Prison inmates released to post-release community supervision in their respective counties are known as the PRCS group. Non-violent, non-sexual, non-serious felons who were formerly sentenced to prison but are now sentenced to county jails comprise the 1170(h) group.

In order to accurately measure AB 109’s effect on these two groups, the researchers created corresponding cohorts comprised of similar, low level offenders released from prison from 2009 to 2011, before AB 109 went into effect. It then compared the re-arrest and re-conviction rates of the pre-AB 109 and AB 109 cohorts over one- and two-year time periods.

“Re-conviction rates are considered validated recidivism because re-offending behavior has been proven via the judicial system,” Bird explained. “However, re-arrest rates may also provide an indicator of misconduct and may reflect important aspects of how the criminal justice system is changing, such as changes in the burden on law enforcement under policy reforms. We use both measures.”

Statewide, the study found the recidivism rate for PRCS offenders was slightly higher than its pre-AB 109 cohort. The two-year re-arrest rate for PRCS offenders was 71.9 percent, compared to 69.3 percent for the cohort. The two-year re-conviction rate was 56.4 percent for PRCS offenders, compared to 54 percent for the cohort.

Offenders in the 1170(h) group, lower level felons who are now sentenced to the county jail, had a two-year re-arrest rate of 74.5 percent, compared to 72.2 percent for their pre-AB 109 cohort. The two-year re-conviction rate for the 1170(h) groups, 54.9 percent, was slightly lower than its cohort’s 56.9 percent.
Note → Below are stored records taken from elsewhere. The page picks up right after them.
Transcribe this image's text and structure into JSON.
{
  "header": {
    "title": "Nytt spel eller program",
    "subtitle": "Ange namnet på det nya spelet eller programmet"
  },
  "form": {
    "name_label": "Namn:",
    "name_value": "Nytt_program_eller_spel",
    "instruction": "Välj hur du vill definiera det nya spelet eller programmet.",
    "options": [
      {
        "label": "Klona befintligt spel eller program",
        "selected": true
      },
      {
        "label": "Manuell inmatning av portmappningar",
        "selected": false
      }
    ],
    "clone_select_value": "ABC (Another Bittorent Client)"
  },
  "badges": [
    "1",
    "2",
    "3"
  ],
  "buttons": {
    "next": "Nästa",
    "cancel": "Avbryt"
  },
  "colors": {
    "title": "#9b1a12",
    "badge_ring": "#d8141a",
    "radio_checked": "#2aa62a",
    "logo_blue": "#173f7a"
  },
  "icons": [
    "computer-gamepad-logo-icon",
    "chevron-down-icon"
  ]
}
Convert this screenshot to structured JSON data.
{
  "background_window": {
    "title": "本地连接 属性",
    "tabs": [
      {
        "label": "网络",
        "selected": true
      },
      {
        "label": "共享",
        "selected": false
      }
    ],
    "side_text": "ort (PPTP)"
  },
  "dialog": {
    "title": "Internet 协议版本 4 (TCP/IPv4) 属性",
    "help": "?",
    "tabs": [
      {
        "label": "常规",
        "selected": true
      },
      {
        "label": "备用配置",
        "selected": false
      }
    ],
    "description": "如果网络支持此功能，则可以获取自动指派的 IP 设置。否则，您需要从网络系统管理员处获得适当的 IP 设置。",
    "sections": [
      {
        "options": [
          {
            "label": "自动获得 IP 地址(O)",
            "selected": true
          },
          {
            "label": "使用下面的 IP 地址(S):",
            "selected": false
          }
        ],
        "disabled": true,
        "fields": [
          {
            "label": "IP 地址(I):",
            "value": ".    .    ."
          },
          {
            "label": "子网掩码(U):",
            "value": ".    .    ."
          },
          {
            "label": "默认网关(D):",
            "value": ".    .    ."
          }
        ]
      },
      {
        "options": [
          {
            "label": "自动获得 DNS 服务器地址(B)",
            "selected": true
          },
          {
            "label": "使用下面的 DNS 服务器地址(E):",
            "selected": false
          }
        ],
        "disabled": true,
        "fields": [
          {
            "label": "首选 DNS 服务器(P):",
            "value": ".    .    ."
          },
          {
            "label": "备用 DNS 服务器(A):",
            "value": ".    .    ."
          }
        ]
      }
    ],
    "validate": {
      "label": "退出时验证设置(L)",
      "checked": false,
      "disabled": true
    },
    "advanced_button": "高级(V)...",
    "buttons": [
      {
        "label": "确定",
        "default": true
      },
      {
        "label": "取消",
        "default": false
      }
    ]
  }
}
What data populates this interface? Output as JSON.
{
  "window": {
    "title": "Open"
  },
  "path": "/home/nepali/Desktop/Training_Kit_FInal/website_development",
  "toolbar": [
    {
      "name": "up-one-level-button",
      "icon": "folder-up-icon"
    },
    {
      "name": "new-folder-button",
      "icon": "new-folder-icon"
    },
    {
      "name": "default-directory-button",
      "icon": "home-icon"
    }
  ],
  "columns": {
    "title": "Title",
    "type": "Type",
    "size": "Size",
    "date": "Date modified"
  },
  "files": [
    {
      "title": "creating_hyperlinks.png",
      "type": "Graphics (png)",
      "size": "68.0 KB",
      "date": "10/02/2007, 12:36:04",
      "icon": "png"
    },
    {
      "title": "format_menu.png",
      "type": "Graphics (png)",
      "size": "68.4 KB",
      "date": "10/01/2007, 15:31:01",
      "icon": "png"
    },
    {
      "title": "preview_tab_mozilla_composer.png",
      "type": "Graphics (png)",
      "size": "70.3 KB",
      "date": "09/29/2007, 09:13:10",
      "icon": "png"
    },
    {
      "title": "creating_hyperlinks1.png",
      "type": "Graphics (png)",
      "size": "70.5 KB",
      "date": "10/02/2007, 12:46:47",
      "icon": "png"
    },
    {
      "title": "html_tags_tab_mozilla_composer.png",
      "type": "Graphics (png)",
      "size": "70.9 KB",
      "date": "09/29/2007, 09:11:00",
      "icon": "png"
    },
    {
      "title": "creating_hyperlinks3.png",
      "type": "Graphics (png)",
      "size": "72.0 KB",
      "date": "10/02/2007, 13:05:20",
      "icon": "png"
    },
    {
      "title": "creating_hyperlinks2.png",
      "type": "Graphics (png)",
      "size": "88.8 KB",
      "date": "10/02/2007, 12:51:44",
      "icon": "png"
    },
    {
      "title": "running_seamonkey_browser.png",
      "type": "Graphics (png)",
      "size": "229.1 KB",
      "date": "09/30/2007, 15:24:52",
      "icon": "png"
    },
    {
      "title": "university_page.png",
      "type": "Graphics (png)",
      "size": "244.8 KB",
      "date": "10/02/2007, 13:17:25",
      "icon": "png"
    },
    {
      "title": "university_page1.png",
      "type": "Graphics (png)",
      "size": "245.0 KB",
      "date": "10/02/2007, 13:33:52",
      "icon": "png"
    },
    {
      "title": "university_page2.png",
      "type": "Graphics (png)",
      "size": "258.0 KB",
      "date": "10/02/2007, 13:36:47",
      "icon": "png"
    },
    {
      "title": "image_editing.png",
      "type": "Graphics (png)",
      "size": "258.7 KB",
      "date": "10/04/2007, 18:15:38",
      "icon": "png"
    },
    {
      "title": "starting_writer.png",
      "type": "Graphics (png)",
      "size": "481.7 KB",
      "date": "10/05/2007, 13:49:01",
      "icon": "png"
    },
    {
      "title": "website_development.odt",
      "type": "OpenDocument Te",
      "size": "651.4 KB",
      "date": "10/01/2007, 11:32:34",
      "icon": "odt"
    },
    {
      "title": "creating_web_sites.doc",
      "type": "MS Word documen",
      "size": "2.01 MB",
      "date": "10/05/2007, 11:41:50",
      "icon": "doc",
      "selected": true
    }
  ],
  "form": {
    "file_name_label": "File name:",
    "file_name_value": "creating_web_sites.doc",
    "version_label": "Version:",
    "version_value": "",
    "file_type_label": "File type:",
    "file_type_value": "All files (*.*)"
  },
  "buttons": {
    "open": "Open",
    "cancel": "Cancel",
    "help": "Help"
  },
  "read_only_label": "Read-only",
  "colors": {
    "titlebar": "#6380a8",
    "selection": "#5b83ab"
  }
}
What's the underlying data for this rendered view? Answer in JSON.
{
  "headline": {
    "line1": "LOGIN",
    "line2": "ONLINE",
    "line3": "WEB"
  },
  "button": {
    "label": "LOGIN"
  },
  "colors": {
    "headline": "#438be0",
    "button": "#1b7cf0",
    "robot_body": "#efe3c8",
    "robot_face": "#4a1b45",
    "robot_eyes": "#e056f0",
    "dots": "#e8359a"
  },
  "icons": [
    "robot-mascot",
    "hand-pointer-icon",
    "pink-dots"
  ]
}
The study found a good deal of variation between the 12 counties in the MCS, especially for 1170(h) offenders. More than half the counties had considerably lower re-arrest and re-conviction rates for this group, including Shasta County. The one-year re-arrest rate for 1170(h) offenders in Shasta County was about 33 percent, compared to 50 percent for the pre-AB 109 cohort. The one-year re-conviction rate was 16 percent, compared to the cohort’s 40 percent.

“In this study, we limit this group to only those convicted of an 1170(h) offense and serving time locally who would have likely gone to prison prior to realignment,” Bird cautioned in regard to interpreting the positive results. “In Shasta, this group includes 71 individuals, a very small sample from which to draw any conclusions.”

Interestingly, the report found that statewide, offenders who are supervised after release have higher recidivism rates than those who are not.

“Our findings indicate higher rates of recidivism for the groups supervised following release: those on PRCS and those who received split sentences under 1170(h),” the report stated. “While it may simply be easier to detect re-offending when an individual is under supervision, it is also possible that supervision conditions create more opportunities for non-criminal violations.”

However, for the most part, the state’s recidivism rate for the first two years AB 109 was in effect remained relatively unchanged. Which is to say it remained stubbornly high. This is expected to improve as more evidence-based programs come on line. It’s worth noting that Shasta County’s evidence-based program, the Day Reporting Center, didn’t begin operation until 2013, outside the window of the PPIC’s study.

Whoever complained to the Shasta County Grand Jury about the complexities of collecting and analyzing recidivism data wasn’t kidding. It’s a painstakingly slow process that’s not moving fast enough for communities up and down California struggling to deal with the low level criminals now in their midst. For them, the answers can’t come soon enough.

“The BSCC-PPIC Multi-County Study is our best effort to improve the availability of data and policy or practice relevant research,” Bird said.

“We are making great progress, but there have also been a number of hurdles to overcome and, therefore, the pace is slower than we would have hoped.”